Cuando el general solicitó permiso para volver a Buenos Aires para velar por la salud de su esposa enferma, el secretario del gobernador Martín Rodríguez, Bernardino Rivadavia, le negó el paso con argumentos basados en la seguridad, la república y coso. ¿Quién podía atentar contra San Martín en tierras bonaerenses sino los mismos unitarios? ¿Cómo podía ser un agitador San Martín si él mismo se había opuesto a resolver la guerra interna por las armas? ¿Cómo podía ser un traidor el hombre que peleó contra los ejércitos realistas? ¿Traidor contra quién? ¿En qué consistía su traición? Tal era el estado de la política en la década de 1820: las figuras que luego inauguraron la tradición de tomar deuda como si fuera cocaína, que resolvían fusilamientos sin juicio ni pudor, que coqueteaban con un protectorado británico en el Río de la Plata, esos mismos levantaban sospechas de traición contra José de San Martín. Su primer gran crimen consistió en demorarlo lo suficiente como para que no pudiera ver a su esposa una vez más antes de su fallecimiento ese mismo año.

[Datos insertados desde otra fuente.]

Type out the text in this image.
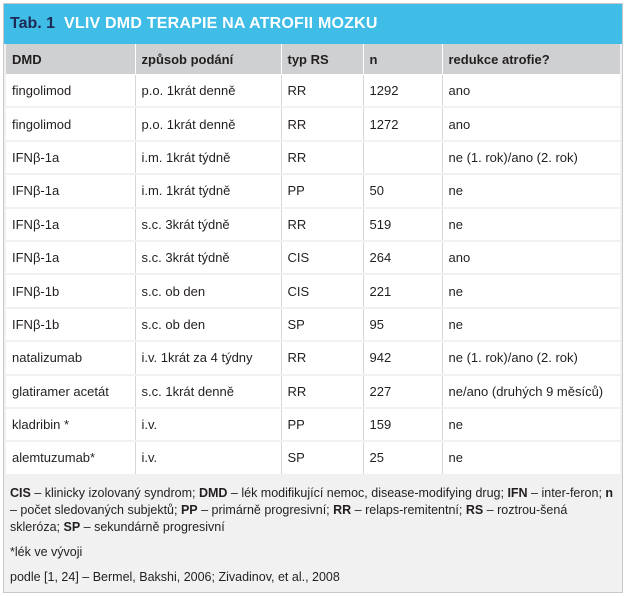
Tab. 1 VLIV DMD TERAPIE NA ATROFII MOZKU
DMD	způsob podání	typ RS	n	redukce atrofie?
fingolimod	p.o. 1krát denně	RR	1292	ano
fingolimod	p.o. 1krát denně	RR	1272	ano
IFNβ-1a	i.m. 1krát týdně	RR		ne (1. rok)/ano (2. rok)
IFNβ-1a	i.m. 1krát týdně	PP	50	ne
IFNβ-1a	s.c. 3krát týdně	RR	519	ne
IFNβ-1a	s.c. 3krát týdně	CIS	264	ano
IFNβ-1b	s.c. ob den	CIS	221	ne
IFNβ-1b	s.c. ob den	SP	95	ne
natalizumab	i.v. 1krát za 4 týdny	RR	942	ne (1. rok)/ano (2. rok)
glatiramer acetát	s.c. 1krát denně	RR	227	ne/ano (druhých 9 měsíců)
kladribin *	i.v.	PP	159	ne
alemtuzumab*	i.v.	SP	25	ne

CIS – klinicky izolovaný syndrom; DMD – lék modifikující nemoc, disease-modifying drug; IFN – inter-feron; n – počet sledovaných subjektů; PP – primárně progresivní; RR – relaps-remitentní; RS – roztrou-šená skleróza; SP – sekundárně progresivní

*lék ve vývoji

podle [1, 24] – Bermel, Bakshi, 2006; Zivadinov, et al., 2008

Poco tiempo después, decepcionada y reticente, San Martín abandona Buenos Aires junto a su hija y parte hacia Francia, convencido de que la lucha entre unitarios y federales sólo se resolvería con la aniquilación de uno de sus bandos. No se equivocaba.
Su exilio fue la demostración más grande de la ingratitud con la que el país naciente pagaba a todos sus héroes.

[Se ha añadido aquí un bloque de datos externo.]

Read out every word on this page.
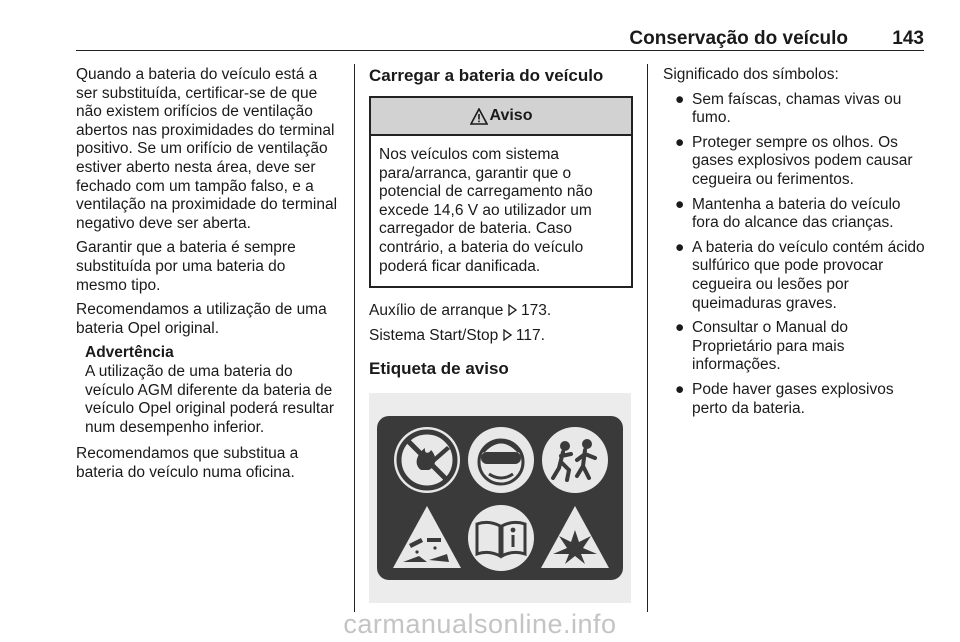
Conservação do veículo 143

Quando a bateria do veículo está a ser substituída, certificar-se de que não existem orifícios de ventilação abertos nas proximidades do terminal positivo. Se um orifício de ventilação estiver aberto nesta área, deve ser fechado com um tampão falso, e a ventilação na proximidade do terminal negativo deve ser aberta.

Garantir que a bateria é sempre substituída por uma bateria do mesmo tipo.

Recomendamos a utilização de uma bateria Opel original.

Advertência
A utilização de uma bateria do veículo AGM diferente da bateria de veículo Opel original poderá resultar num desempenho inferior.

Recomendamos que substitua a bateria do veículo numa oficina.

Carregar a bateria do veículo
Aviso
Nos veículos com sistema para/arranca, garantir que o potencial de carregamento não excede 14,6 V ao utilizador um carregador de bateria. Caso contrário, a bateria do veículo poderá ficar danificada.

Auxílio de arranque 173.

Sistema Start/Stop 117.

Etiqueta de aviso

Significado dos símbolos:

● Sem faíscas, chamas vivas ou fumo.
● Proteger sempre os olhos. Os gases explosivos podem causar cegueira ou ferimentos.
● Mantenha a bateria do veículo fora do alcance das crianças.
● A bateria do veículo contém ácido sulfúrico que pode provocar cegueira ou lesões por queimaduras graves.
● Consultar o Manual do Proprietário para mais informações.
● Pode haver gases explosivos perto da bateria.
carmanualsonline.info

Ya en Europa Don José vivió junto al mar en Escocia, luego en la ciudad de Bruselas, finalmente sus últimos días en París. No dejaba de pedir noticias de la suerte de las Provincias Unidas mientras reflexionaba acerca de los principios educativos que le inspiraba su hija.
No hubo destrato suficiente como para divorciarlo de su tierra natal. El jinete tan mal recompensado se moría por volver a su tierra aún después de ser marcado como traidor. Las noticias de la guerra contra el Imperio Brasileño lo hacían saltar de la mesa, lo inquietaban como si no sintiera la vejez ni la distancia. Lejos, al otro lado del mar, ofreció por carta sus servicios a su nación, por nada si era preciso, pero con la única condición de la renuncia de Rivadavia, su reverso exacto, quien luego de irse del país del que tanto había abusado se fue echado por incompetencia y pidió nunca volver. Al final, Manuel Dorrego ganó la guerra en el campo de batalla y los unitarios regalaron el triunfo tomando té a espaldas de todo el mundo.
En 1829 San Martín intentó por última vez volver, pero el fusilamiento cobarde de Dorrego a manos de Lavalle, agitó aún más la guerra civil. “La espada sin cabeza” había derrocado al gobierno bonaerense pero no podía sostener su victoria. Por eso invitó a San Martín a ocupar el cargo. La respuesta fue simple: “El general San Martín jamás desenvainará su espada para combatir a sus paisanos.” Y casi que le faltó agregar “a diferencia de otros que no voy a nombrar.”
Ya no volvió a Buenos Aires en vida. Dedicó sus últimos años a su familia y no dejó nunca de devorar cualquier noticia proveniente de América. Se aseguró en su testamento de distribuir sus bienes entre su familia. Pidió como último deseo que su corazón volviera a Buenos Aires. Legó su sable corvo a Juan Manuel de Rosas por su defensa de la soberanía contra Francia e Inglaterra, insulto final a los unitarios y su política de patas cortas, y prueba de que el libertador estaba exiliado solo en cuerpo. Terminados sus asuntos en el mundo, el 17 de agosto de 1850, en una pieza alquilada cerca del mar, en Boulogne sur Mer, Francia, en compañía de hija, su yerno y sus nietos, terminaba la edad de los héroes, San Martín pasaba a la inmortalidad.